\documentclass[12pt,a4paper]{article}
\pagestyle{empty}
\oddsidemargin 2.1mm
\textwidth 155mm
\topmargin -15mm
\textheight 240mm
\begin{document}
%-----------------------------------------------------------------------
\noindent
{\bf Data Mining 2: Frequent Pattern Mining} \hfill Summer 2018 \\
Christian Borgelt \hfill from 02.07.2018
%-----------------------------------------------------------------------
\vskip3ex
\centerline{\bf Exercise Sheet 9}
%-----------------------------------------------------------------------
\subsubsection*{Exercise 32 \quad\rm Statistical Significance}
Consider a transaction database with 1000 transactions over 100 items.
Assume that each item occurs in a transaction with probability~0.05,
so that each item is contained on average in about 50~transactions.
Furthermore, assume that the transactions are independent and that
the items occur independently in them, that is, the probability of
any joint occurrence of items can be computed as the product of
probabilities the individual occurrences of the items.
\begin{enumerate}\itemsep0pt
\item[a)\hfill]
What is the probability that the four items with numbers 7, 16,
42 and 78 occur together in {\em exactly\/} four transactions?
\item[b)\hfill]
What is the probability that the four items with numbers 7, 16,
42 and 78 occur together in {\em at least\/} four transactions?
\item[c)\hfill]
If one wanted to compute the probability that {\em some\/} set
of four items ({\em not\/} a specific set as in a) and b), but
any set of four items) occurs in at least four transactions,
how could one go about computing this? Where lie main problems?
Why is a straightforward extension of the result of b) an
overestimate?
\end{enumerate}
%-----------------------------------------------------------------------
\subsubsection*{Exercise 33 \quad\rm
Surrogate Data and Pattern Signatures}
In order to determine the statistical significance of found item sets,
one may consider an approach based on surrogate (transaction) data sets
and pattern signatures.
\begin{enumerate}\itemsep0pt
\item[a)\hfill]
What is a surrogate data set? How could one generate a surrogate
data set from a given transaction database? What do surrogate
data sets represent?
\item[b)\hfill]
What properties of the original data set should be preserved
when generating surrogate data sets?
\item[c)\hfill]
How many surrogate data sets should one generate?
Is one enough? Are ten enough? Are 1000 enough?
Is there a number that is generally right?
\item[d)\hfill]
What is a pattern signature?
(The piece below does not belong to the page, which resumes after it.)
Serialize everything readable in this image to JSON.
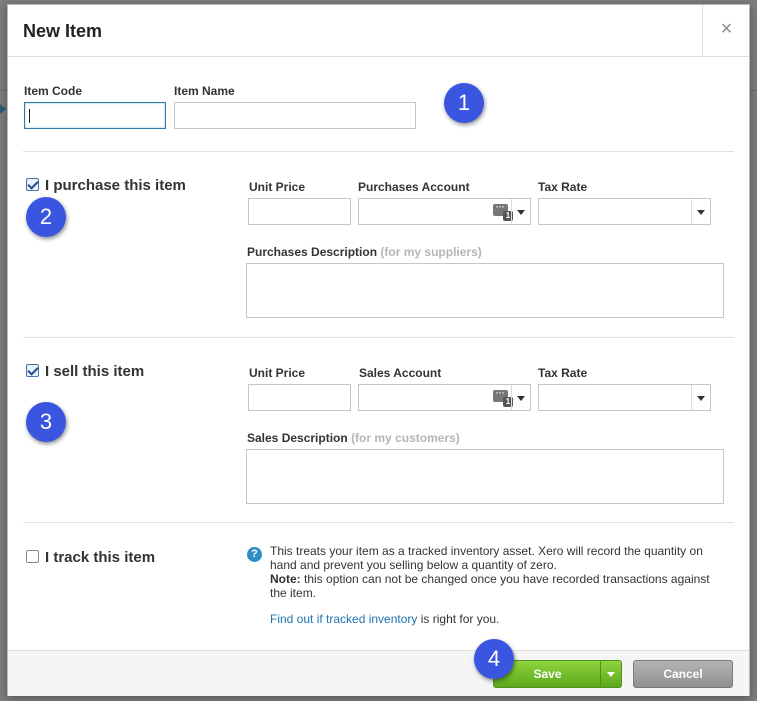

Why is it better to consider
pattern signatures rather than concrete patterns?
\item[e)\hfill]
How are found item sets filtered
with a surrogate data set approach? \\
Does such filtering yield only relevant patterns?
\end{enumerate}
%-----------------------------------------------------------------------
\subsubsection*{Exercise 34 \quad\rm Association Rules}
\begin{enumerate}\itemsep0pt
\item[a)\hfill]
What are association rules?
With what measures are they evaluated? \\
What is the support of an association rule
(two versions)? \\
What is the confidence of an association rule?
\item[b)\hfill]
How are association rules induced? What steps are needed? \\
How is the induction related to frequent item set mining?
\item[c)\hfill]
With what minimum support do we have to find
frequent item sets for association rule induction?
Is it the minimum support of association rules?
Or does it depend on the choice of the rule support definition?
If yes, how?
\item[d)\hfill]
What relationships hold between the confidence values
of different association rules formed from the same item set?
How can we exploit these relationships in the generation
of association rules?
\end{enumerate}
%-----------------------------------------------------------------------
\subsubsection*{Exercise 35 \quad\rm Association Rules}
\begin{enumerate}\itemsep0pt
\item[a)\hfill]
Are the two rule support definitions equivalent? That is, is there
some transformation that one can apply to the used minimum support,
so that the same association rules are found? Justify your answer!
\item[b)\hfill]
Are association rules with
more than one item in the consequent useful? \\
What additional information do they provide?
\item[c)\hfill]
What are some measures other than minimum support and minimum
confidence with which association rules may be evaluated?
From what values are they usually computed?
\item[d)\hfill]
What is the lift (value) of an association rule
and how is it defined? \\
What is the information gain of an association rule? \\
What is the $\chi^2$-measure of an association rule?
\end{enumerate}
%-----------------------------------------------------------------------
\end{document}